What was the most interesting fact that you learned while writing Leah’s Choice?
Probably the details about life in an Amish school were the most fascinating to me. I knew, generally, something about the curriculum and the Amish philosophy of education, but I was surprised to find how involved parents and indeed, the whole community, are in the school...doing the painting and upkeep, helping with various projects, finding ways to raise money to provide what the schools need. It really is a community effort.
How many books will be in the Pleasant Valley Series?
Three books in the series are complete. Rachel’s Garden will be out in March and, as I mentioned, Anna’s Return will be out in June. I’ve recently contracted with Berkley on three more books in the series, which will be out in 2011 and 2012.
What are some of the challenges you face as an author?
I’m finding that the balancing act between doing the actual writing and doing all of the other things involved in publishing is a challenge. For instance, I respond to every letter I receive, and right now the stack of letters on the table next to my chair is getting very high!
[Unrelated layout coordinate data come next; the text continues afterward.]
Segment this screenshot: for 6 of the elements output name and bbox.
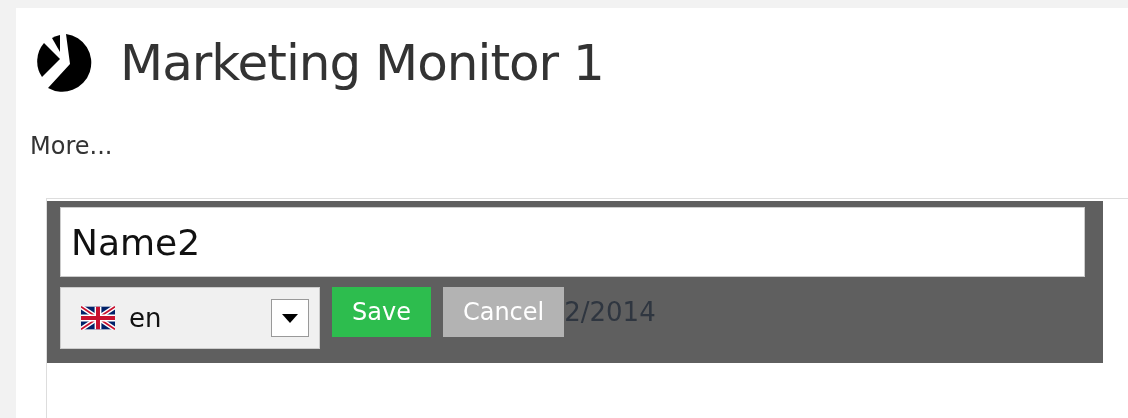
flag-icon: [81, 306, 115, 330]
language-select[interactable]: en: [60, 287, 320, 349]
name-input[interactable]: Name2: [60, 207, 1085, 277]
caret-icon: [282, 313, 298, 323]
more-link[interactable]: More...: [30, 132, 113, 160]
page-title: Marketing Monitor 1: [120, 34, 604, 92]
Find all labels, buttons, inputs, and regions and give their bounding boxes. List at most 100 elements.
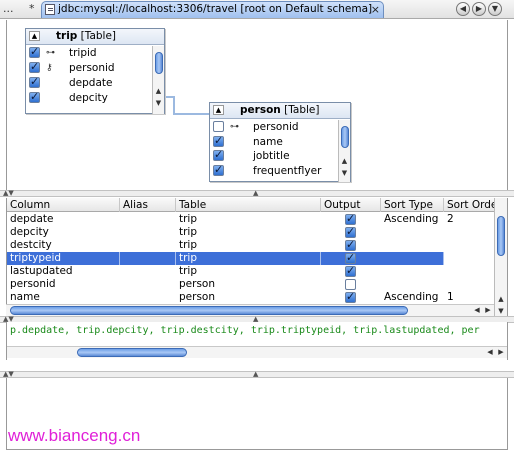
- grid-vertical-scrollbar[interactable]: ▲ ▼: [494, 198, 508, 318]
- scroll-up-arrow-icon[interactable]: ▲: [153, 86, 164, 96]
- person-column-row[interactable]: jobtitle: [210, 148, 332, 163]
- scroll-up-arrow-icon[interactable]: ▲: [339, 156, 350, 166]
- tab-previous[interactable]: ... *: [3, 1, 35, 17]
- tab-list-dropdown-button[interactable]: ▼: [488, 2, 502, 16]
- scroll-down-arrow-icon[interactable]: ▼: [495, 306, 507, 316]
- grid-cell-alias[interactable]: [120, 291, 176, 304]
- person-table-box[interactable]: ▲ person [Table] ⊶ personid name jobtitle fr…: [209, 102, 351, 182]
- grid-cell-sort-type[interactable]: Ascending: [381, 213, 444, 226]
- scroll-left-arrow-icon[interactable]: ◀: [472, 305, 482, 316]
- grid-cell-sort-order[interactable]: 1: [444, 291, 494, 304]
- grid-cell-sort-type[interactable]: [381, 265, 444, 278]
- grid-cell-alias[interactable]: [120, 213, 176, 226]
- grid-cell-table[interactable]: person: [176, 291, 321, 304]
- scroll-down-arrow-icon[interactable]: ▼: [339, 168, 350, 178]
- trip-column-row[interactable]: ⚷ personid: [26, 60, 148, 75]
- sql-text-pane[interactable]: p.depdate, trip.depcity, trip.destcity, …: [6, 322, 508, 360]
- trip-table-box[interactable]: ▲ trip [Table] ⊶ tripid ⚷ personid depdate de…: [25, 28, 165, 114]
- collapse-icon[interactable]: ▲: [29, 31, 40, 41]
- grid-cell-sort-order[interactable]: [444, 239, 494, 252]
- grid-cell-column[interactable]: depdate: [7, 213, 120, 226]
- person-column-row[interactable]: name: [210, 134, 332, 149]
- output-checkbox[interactable]: [345, 225, 356, 238]
- grid-cell-column[interactable]: lastupdated: [7, 265, 120, 278]
- person-column-checkbox[interactable]: [213, 121, 224, 132]
- grid-cell-alias[interactable]: [120, 226, 176, 239]
- grid-cell-sort-type[interactable]: [381, 278, 444, 291]
- pane-splitter[interactable]: ▲▼ ▲: [0, 189, 514, 197]
- output-checkbox[interactable]: [345, 251, 356, 264]
- grid-cell-sort-type[interactable]: Ascending: [381, 291, 444, 304]
- scroll-tabs-right-button[interactable]: ▶: [472, 2, 486, 16]
- grid-header-column[interactable]: Column: [7, 198, 120, 212]
- grid-cell-column[interactable]: destcity: [7, 239, 120, 252]
- grid-cell-table[interactable]: trip: [176, 239, 321, 252]
- trip-table-scroll-thumb[interactable]: [155, 52, 163, 74]
- output-checkbox[interactable]: [345, 279, 356, 290]
- grid-horizontal-scrollbar[interactable]: ◀ ▶: [6, 304, 494, 316]
- person-column-row[interactable]: frequentflyer: [210, 163, 332, 178]
- sql-horizontal-scrollbar[interactable]: ◀ ▶: [7, 346, 507, 358]
- table-row[interactable]: depdate trip Ascending2: [7, 212, 494, 226]
- person-table-scroll-thumb[interactable]: [341, 126, 349, 148]
- trip-column-checkbox[interactable]: [29, 90, 40, 104]
- scroll-right-arrow-icon[interactable]: ▶: [483, 305, 493, 316]
- trip-column-checkbox[interactable]: [29, 45, 40, 59]
- grid-cell-sort-order[interactable]: [444, 226, 494, 239]
- trip-column-checkbox[interactable]: [29, 60, 40, 74]
- trip-column-row[interactable]: depdate: [26, 75, 148, 90]
- grid-cell-column[interactable]: name: [7, 291, 120, 304]
- person-table-scrollbar[interactable]: ▲ ▼: [338, 120, 350, 182]
- close-icon[interactable]: ×: [371, 2, 380, 17]
- table-row[interactable]: triptypeid trip: [7, 251, 444, 265]
- grid-cell-table[interactable]: person: [176, 278, 321, 291]
- output-checkbox[interactable]: [345, 290, 356, 303]
- grid-cell-alias[interactable]: [120, 278, 176, 291]
- grid-cell-alias[interactable]: [120, 265, 176, 278]
- grid-scroll-thumb[interactable]: [497, 216, 505, 256]
- person-column-checkbox[interactable]: [213, 134, 224, 148]
- table-row[interactable]: personid person: [7, 278, 494, 291]
- scroll-tabs-left-button[interactable]: ◀: [456, 2, 470, 16]
- table-row[interactable]: destcity trip: [7, 238, 494, 252]
- grid-header-table[interactable]: Table: [176, 198, 321, 212]
- grid-header-output[interactable]: Output: [321, 198, 381, 212]
- output-checkbox[interactable]: [345, 212, 356, 225]
- table-row[interactable]: name person Ascending1: [7, 290, 494, 304]
- grid-header-sort-order[interactable]: Sort Order: [444, 198, 494, 212]
- scroll-right-arrow-icon[interactable]: ▶: [496, 347, 506, 358]
- person-column-checkbox[interactable]: [213, 163, 224, 177]
- grid-cell-alias[interactable]: [120, 252, 176, 265]
- pane-splitter[interactable]: ▲▼ ▲: [0, 370, 514, 378]
- sql-statement[interactable]: p.depdate, trip.depcity, trip.destcity, …: [10, 325, 480, 336]
- scroll-left-arrow-icon[interactable]: ◀: [485, 347, 495, 358]
- sql-hscroll-thumb[interactable]: [77, 348, 187, 357]
- table-row[interactable]: depcity trip: [7, 225, 494, 239]
- grid-cell-alias[interactable]: [120, 239, 176, 252]
- splitter-collapse-icon[interactable]: ▲▼: [3, 370, 14, 378]
- grid-hscroll-thumb[interactable]: [10, 306, 408, 315]
- person-column-row[interactable]: ⊶ personid: [210, 120, 332, 134]
- grid-cell-table[interactable]: trip: [176, 213, 321, 226]
- output-checkbox[interactable]: [345, 238, 356, 251]
- grid-cell-sort-type[interactable]: [381, 239, 444, 252]
- grid-cell-sort-type[interactable]: [381, 252, 444, 265]
- grid-cell-table[interactable]: trip: [176, 226, 321, 239]
- grid-cell-table[interactable]: trip: [176, 265, 321, 278]
- grid-cell-column[interactable]: depcity: [7, 226, 120, 239]
- person-column-checkbox[interactable]: [213, 148, 224, 162]
- scroll-up-arrow-icon[interactable]: ▲: [495, 294, 507, 304]
- grid-cell-column[interactable]: triptypeid: [7, 252, 120, 265]
- collapse-icon[interactable]: ▲: [213, 105, 224, 115]
- trip-column-row[interactable]: depcity: [26, 90, 148, 105]
- tab-query-editor[interactable]: jdbc:mysql://localhost:3306/travel [root…: [41, 1, 384, 18]
- grid-cell-sort-order[interactable]: 2: [444, 213, 494, 226]
- grid-header-sort-type[interactable]: Sort Type: [381, 198, 444, 212]
- scroll-down-arrow-icon[interactable]: ▼: [153, 98, 164, 108]
- splitter-collapse-icon[interactable]: ▲▼: [3, 189, 14, 197]
- grid-header-alias[interactable]: Alias: [120, 198, 176, 212]
- trip-table-scrollbar[interactable]: ▲ ▼: [152, 46, 164, 114]
- grid-cell-column[interactable]: personid: [7, 278, 120, 291]
- grid-cell-table[interactable]: trip: [176, 252, 321, 265]
- output-checkbox[interactable]: [345, 264, 356, 277]
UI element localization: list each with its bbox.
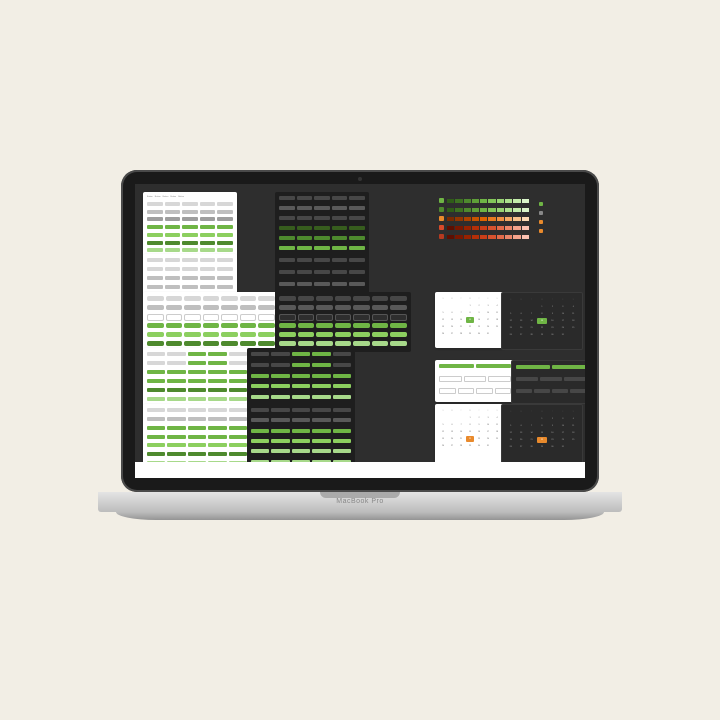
button-panel-dark-3: [247, 348, 355, 408]
taskbar: [135, 462, 585, 478]
design-canvas[interactable]: ButtonButtonButtonButtonButton: [135, 184, 585, 478]
chip-panel-light: [435, 360, 515, 402]
button-panel-light-2: [143, 254, 237, 296]
calendar-dark-orange: SMTWTFS123456789101112131415161718192021…: [501, 404, 583, 468]
chip-panel-dark: [511, 360, 585, 404]
laptop-base: MacBook Pro: [98, 492, 622, 512]
calendar-light-orange: SMTWTFS123456789101112131415161718192021…: [435, 404, 505, 466]
button-panel-dark-2: [275, 254, 369, 296]
calendar-light-green: SMTWTFS123456789101112131415161718192021…: [435, 292, 505, 348]
color-ramps: [435, 194, 533, 262]
button-panel-dark-wide: [275, 292, 411, 352]
laptop-frame: ButtonButtonButtonButtonButton: [98, 170, 622, 534]
button-panel-light-3: [143, 348, 251, 408]
device-label: MacBook Pro: [98, 498, 622, 505]
button-panel-light-wide: [143, 292, 279, 352]
button-panel-dark-1: [275, 192, 369, 258]
camera-dot: [358, 177, 362, 181]
button-panel-light-1: ButtonButtonButtonButtonButton: [143, 192, 237, 258]
color-dots: [535, 198, 573, 266]
laptop-foot: [116, 512, 604, 520]
calendar-dark-a: SMTWTFS123456789101112131415161718192021…: [501, 292, 583, 350]
screen-bezel: ButtonButtonButtonButtonButton: [121, 170, 599, 492]
screen: ButtonButtonButtonButtonButton: [135, 184, 585, 478]
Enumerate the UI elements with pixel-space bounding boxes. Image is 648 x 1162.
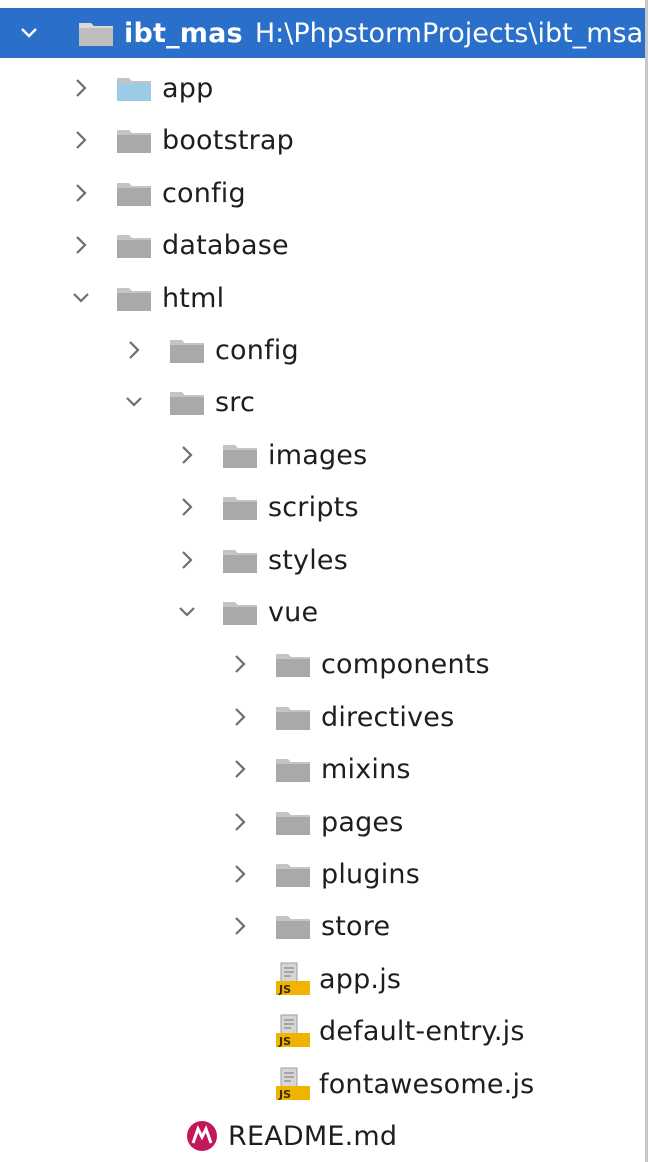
tree-folder-row[interactable]: styles (0, 534, 648, 586)
root-name: ibt_mas (124, 17, 243, 49)
tree-folder-row[interactable]: html (0, 272, 648, 324)
tree-item-label: directives (321, 701, 455, 733)
tree-item-label: store (321, 910, 391, 942)
folder-icon (222, 493, 258, 521)
chevron-right-icon[interactable] (227, 911, 253, 941)
tree-file-row[interactable]: README.md (0, 1110, 648, 1162)
tree-folder-row[interactable]: pages (0, 796, 648, 848)
tree-root-row[interactable]: ibt_mas H:\PhpstormProjects\ibt_msa (0, 8, 648, 58)
chevron-down-icon[interactable] (68, 283, 94, 313)
chevron-right-icon[interactable] (68, 125, 94, 155)
tree-item-label: fontawesome.js (319, 1068, 535, 1100)
tree-item-label: config (162, 177, 246, 209)
javascript-file-icon: JS (275, 1014, 311, 1048)
tree-file-row[interactable]: JS default-entry.js (0, 1005, 648, 1057)
folder-icon (222, 441, 258, 469)
svg-text:JS: JS (278, 983, 291, 996)
folder-icon (78, 19, 114, 47)
folder-icon (169, 336, 205, 364)
chevron-right-icon[interactable] (68, 73, 94, 103)
folder-icon (222, 598, 258, 626)
tree-folder-row[interactable]: mixins (0, 743, 648, 795)
tree-file-row[interactable]: JS app.js (0, 953, 648, 1005)
folder-icon (222, 546, 258, 574)
chevron-right-icon[interactable] (68, 178, 94, 208)
chevron-down-icon[interactable] (121, 387, 147, 417)
javascript-file-icon: JS (275, 1067, 311, 1101)
tree-folder-row[interactable]: bootstrap (0, 114, 648, 166)
tree-item-label: vue (268, 596, 319, 628)
tree-item-label: scripts (268, 491, 359, 523)
tree-item-label: default-entry.js (319, 1015, 525, 1047)
tree-folder-row[interactable]: src (0, 376, 648, 428)
folder-icon (116, 231, 152, 259)
folder-icon (275, 650, 311, 678)
chevron-right-icon[interactable] (68, 230, 94, 260)
tree-folder-row[interactable]: app (0, 62, 648, 114)
chevron-right-icon[interactable] (227, 807, 253, 837)
chevron-right-icon[interactable] (121, 335, 147, 365)
javascript-file-icon: JS (275, 962, 311, 996)
tree-item-label: README.md (228, 1120, 398, 1152)
svg-text:JS: JS (278, 1035, 291, 1048)
folder-icon (275, 703, 311, 731)
chevron-right-icon[interactable] (227, 754, 253, 784)
root-path: H:\PhpstormProjects\ibt_msa (254, 17, 644, 49)
folder-icon (275, 808, 311, 836)
tree-folder-row[interactable]: components (0, 638, 648, 690)
tree-folder-row[interactable]: store (0, 900, 648, 952)
chevron-right-icon[interactable] (227, 702, 253, 732)
chevron-down-icon[interactable] (16, 18, 42, 48)
folder-icon (169, 388, 205, 416)
chevron-right-icon[interactable] (227, 859, 253, 889)
tree-item-label: images (268, 439, 368, 471)
tree-item-label: plugins (321, 858, 420, 890)
tree-folder-row[interactable]: config (0, 324, 648, 376)
folder-icon (116, 126, 152, 154)
tree-item-label: pages (321, 806, 404, 838)
tree-item-label: config (215, 334, 299, 366)
tree-item-label: components (321, 648, 490, 680)
tree-folder-row[interactable]: database (0, 219, 648, 271)
tree-item-label: html (162, 282, 225, 314)
tree-item-label: database (162, 229, 289, 261)
tree-folder-row[interactable]: scripts (0, 481, 648, 533)
svg-text:JS: JS (278, 1088, 291, 1101)
tree-item-label: app (162, 72, 214, 104)
folder-icon (116, 74, 152, 102)
tree-file-row[interactable]: JS fontawesome.js (0, 1058, 648, 1110)
chevron-right-icon[interactable] (174, 545, 200, 575)
tree-folder-row[interactable]: directives (0, 691, 648, 743)
chevron-down-icon[interactable] (174, 597, 200, 627)
folder-icon (275, 912, 311, 940)
chevron-right-icon[interactable] (227, 649, 253, 679)
tree-folder-row[interactable]: config (0, 167, 648, 219)
chevron-right-icon[interactable] (174, 492, 200, 522)
folder-icon (275, 755, 311, 783)
tree-item-label: app.js (319, 963, 402, 995)
tree-item-label: src (215, 386, 256, 418)
folder-icon (116, 179, 152, 207)
markdown-file-icon (184, 1119, 220, 1153)
tree-folder-row[interactable]: vue (0, 586, 648, 638)
folder-icon (116, 284, 152, 312)
folder-icon (275, 860, 311, 888)
tree-item-label: bootstrap (162, 124, 295, 156)
chevron-right-icon[interactable] (174, 440, 200, 470)
tree-folder-row[interactable]: plugins (0, 848, 648, 900)
tree-item-label: mixins (321, 753, 411, 785)
tree-item-label: styles (268, 544, 349, 576)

I think that organizing the work so that I can do the actual writing first is crucial to having a career as an author.
What aspects of being a writer do you enjoy the most?
I love the moment at which it’s time to start working on a new book, as the characters begin to come alive in my mind and I can hear their voices in my head. Only writers can really be happy about the voices in our heads!
What is your writing style? (Do you outline? Write “by-the-seat-of-your-pants? Or somewhere in-between?)
I tend to be a pretty organized person, and I have a process that seems to work well for me, although I’d be the first to say that it’s not for everyone. I have a spiral notebook for each book, and I begin by writing down everything I know about that initial story idea. As I jot down notes, one thing always leads to another, and before I know it, I’ve worked out the characters’ story arcs, the setting, and I’ve begun to sketch out the plot. Then I begin writing a lengthy story outline. When I start hearing the characters’ voices and seeing the opening scene in my mind, I know it’s time to start the actual writing. I tend to write a first draft as quickly as possible, then going back to rewrite and polish.